Following the earlier announcement this year regarding a framework for an open AI ecosystem, the nonprofit Creative Commons has expressed its support for “pay-to-crawl” technology — a method designed to automate payment for website content accessed by automated systems, such as AI web crawlers.
Creative Commons (CC) is widely recognized for leading the licensing initiative that enables creators to share their works while maintaining copyright. In July, the organization unveiled a strategy to create a legal and technical structure for sharing datasets between companies that own the data and AI developers seeking to utilize it for training.
Now, the nonprofit is cautiously endorsing pay-to-crawl models, indicating it is “cautiously supportive.”
“If implemented effectively, pay-to-crawl could offer a mechanism for websites to support the production and dissemination of their content, while managing substitute uses, ensuring that content remains accessible to the public where it might not otherwise be shared or might succumb to more stringent paywalls,” a blog post from CC stated.
Led by companies such as Cloudflare, the concept of pay-to-crawl aims to impose charges on AI bots each time they extract information from a site to compile content for model training and updates.
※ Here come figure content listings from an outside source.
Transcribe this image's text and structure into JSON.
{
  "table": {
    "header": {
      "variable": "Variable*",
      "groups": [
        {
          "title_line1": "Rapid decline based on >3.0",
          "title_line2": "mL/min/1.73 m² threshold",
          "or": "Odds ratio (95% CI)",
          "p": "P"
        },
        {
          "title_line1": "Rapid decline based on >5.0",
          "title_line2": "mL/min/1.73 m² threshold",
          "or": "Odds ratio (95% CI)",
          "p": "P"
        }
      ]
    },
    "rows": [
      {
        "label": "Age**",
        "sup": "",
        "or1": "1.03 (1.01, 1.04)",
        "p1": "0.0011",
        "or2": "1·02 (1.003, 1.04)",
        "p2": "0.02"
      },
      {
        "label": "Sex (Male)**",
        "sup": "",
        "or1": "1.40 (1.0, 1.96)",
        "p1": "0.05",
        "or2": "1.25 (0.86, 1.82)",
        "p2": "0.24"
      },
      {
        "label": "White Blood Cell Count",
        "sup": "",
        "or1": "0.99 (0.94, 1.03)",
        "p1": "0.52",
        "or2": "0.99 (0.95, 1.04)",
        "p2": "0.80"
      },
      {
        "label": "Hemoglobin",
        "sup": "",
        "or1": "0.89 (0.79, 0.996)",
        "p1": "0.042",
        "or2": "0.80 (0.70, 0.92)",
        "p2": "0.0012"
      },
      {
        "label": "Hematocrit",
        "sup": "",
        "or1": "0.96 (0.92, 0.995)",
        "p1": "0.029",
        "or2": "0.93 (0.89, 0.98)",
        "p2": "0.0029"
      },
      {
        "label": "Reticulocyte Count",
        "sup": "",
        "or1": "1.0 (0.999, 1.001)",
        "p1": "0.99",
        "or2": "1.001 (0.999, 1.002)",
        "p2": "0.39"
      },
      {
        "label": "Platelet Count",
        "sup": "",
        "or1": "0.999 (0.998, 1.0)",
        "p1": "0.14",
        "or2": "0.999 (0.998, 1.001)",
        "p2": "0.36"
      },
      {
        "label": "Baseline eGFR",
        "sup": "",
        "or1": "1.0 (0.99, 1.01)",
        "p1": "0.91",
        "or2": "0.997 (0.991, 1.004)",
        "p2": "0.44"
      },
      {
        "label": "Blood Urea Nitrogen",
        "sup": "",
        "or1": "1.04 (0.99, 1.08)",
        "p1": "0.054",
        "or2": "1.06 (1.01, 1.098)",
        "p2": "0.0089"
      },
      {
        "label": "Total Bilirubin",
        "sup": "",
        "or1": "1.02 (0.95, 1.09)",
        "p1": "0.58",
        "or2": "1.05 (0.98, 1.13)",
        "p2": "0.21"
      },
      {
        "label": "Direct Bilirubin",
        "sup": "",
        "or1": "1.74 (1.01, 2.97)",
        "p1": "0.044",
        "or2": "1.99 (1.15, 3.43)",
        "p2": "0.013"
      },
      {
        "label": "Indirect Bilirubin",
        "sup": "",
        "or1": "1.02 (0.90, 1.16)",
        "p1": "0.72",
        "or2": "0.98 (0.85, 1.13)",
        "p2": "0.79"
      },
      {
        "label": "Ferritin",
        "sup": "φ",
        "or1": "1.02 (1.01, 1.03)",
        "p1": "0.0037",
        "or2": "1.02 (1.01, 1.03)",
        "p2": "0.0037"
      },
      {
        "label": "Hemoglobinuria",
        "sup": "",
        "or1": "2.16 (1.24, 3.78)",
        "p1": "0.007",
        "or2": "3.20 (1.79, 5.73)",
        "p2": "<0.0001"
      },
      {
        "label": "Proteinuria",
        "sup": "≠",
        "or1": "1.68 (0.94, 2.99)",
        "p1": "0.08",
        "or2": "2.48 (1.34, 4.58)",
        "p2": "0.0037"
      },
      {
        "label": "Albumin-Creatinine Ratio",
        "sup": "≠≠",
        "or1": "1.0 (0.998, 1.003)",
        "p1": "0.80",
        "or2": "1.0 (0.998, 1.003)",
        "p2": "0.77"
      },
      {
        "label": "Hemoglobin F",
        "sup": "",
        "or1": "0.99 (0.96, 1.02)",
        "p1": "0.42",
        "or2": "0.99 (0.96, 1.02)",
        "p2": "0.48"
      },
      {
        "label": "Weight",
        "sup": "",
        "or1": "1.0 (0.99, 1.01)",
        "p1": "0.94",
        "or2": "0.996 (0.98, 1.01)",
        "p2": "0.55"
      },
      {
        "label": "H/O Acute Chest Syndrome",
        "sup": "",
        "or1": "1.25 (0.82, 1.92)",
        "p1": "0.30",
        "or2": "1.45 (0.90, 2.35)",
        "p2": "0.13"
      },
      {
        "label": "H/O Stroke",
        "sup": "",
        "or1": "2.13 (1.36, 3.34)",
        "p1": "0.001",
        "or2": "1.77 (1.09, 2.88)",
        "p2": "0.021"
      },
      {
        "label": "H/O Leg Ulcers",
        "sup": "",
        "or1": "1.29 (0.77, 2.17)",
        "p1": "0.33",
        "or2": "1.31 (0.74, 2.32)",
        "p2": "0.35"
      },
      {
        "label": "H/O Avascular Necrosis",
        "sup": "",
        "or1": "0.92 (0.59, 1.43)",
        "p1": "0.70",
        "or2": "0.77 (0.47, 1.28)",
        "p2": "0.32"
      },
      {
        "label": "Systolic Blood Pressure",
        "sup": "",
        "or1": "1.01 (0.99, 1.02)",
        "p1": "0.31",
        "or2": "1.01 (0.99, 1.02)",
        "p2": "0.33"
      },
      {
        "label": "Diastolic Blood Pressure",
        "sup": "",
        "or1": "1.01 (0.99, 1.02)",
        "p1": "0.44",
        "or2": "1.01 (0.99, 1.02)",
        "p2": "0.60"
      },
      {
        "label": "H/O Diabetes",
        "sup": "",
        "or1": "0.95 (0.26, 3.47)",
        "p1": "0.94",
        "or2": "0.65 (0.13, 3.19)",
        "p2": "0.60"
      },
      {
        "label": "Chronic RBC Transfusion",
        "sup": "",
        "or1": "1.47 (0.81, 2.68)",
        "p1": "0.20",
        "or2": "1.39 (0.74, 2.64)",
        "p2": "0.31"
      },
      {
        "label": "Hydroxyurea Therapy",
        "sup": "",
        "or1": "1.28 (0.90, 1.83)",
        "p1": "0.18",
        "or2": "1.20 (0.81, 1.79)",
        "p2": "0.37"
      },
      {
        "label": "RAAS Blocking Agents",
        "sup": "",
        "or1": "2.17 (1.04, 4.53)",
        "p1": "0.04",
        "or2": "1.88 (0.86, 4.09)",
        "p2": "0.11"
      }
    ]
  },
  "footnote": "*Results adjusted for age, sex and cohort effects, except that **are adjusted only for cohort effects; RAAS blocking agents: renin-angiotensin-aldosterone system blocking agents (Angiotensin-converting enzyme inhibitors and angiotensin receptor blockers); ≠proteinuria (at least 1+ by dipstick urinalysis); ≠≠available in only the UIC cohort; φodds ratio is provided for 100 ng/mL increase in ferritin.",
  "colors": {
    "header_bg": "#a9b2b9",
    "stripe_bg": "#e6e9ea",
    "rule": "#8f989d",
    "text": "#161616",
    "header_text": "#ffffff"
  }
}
Previously, websites permitted web crawlers to index their content for search engines like Google without restrictions. They reaped the benefits of this partnership through visibility in search results, attracting visitors and clicks. However, with the advent of AI technology, this relationship has transformed. After a consumer receives an answer from an AI chatbot, they are often disinclined to visit the original source.
This change has already proven detrimental to publishers by drastically reducing search traffic, and there are no signs of this trend reversing.
Conversely, a pay-to-crawl approach could assist publishers in recovering from the financial impact caused by AI. Moreover, it could be advantageous for smaller web publishers lacking the leverage to negotiate bespoke content agreements with AI providers. Major arrangements have been made between firms like OpenAI and Condé Nast, Axel Springer, and more, as well as with Perplexity and Gannett; Amazon and The New York Times; and Meta with various media publishers, among others.
CC has provided several stipulations regarding its support for pay-to-crawl, highlighting that such systems might centralize power on the internet. It could also restrict content access for “researchers, nonprofits, cultural heritage institutions, educators, and other entities operating in the public interest.”
It proposed a set of guidelines for the responsible implementation of pay-to-crawl, including avoiding making it the default option for all websites and steering clear of blanket regulations for the entire web. Additionally, it advocated for pay-to-crawl systems to permit throttling, not merely blocking, and to maintain public interest access. They should also be transparent, interoperable, and constructed with standardized components.
Cloudflare is not the sole corporation invested in the pay-to-crawl arena.
Microsoft is also developing an AI marketplace for publishers, while newer startups like ProRata.ai and TollBit are beginning to explore similar avenues. A consortium known as the RSL Collective has introduced its own specification for a new standard referred to as Really Simple Licensing (RSL), which would regulate what areas of a website crawlers could reach but would not block their access. Cloudflare, Akamai, and Fastly have since embraced RSL, which has the backing of Yahoo, Ziff Davis, O’Reilly Media, and others.
CC was also among those who announced its endorsement of RSL, along with CC signals, its wider initiative aimed at developing technology and resources for the AI era.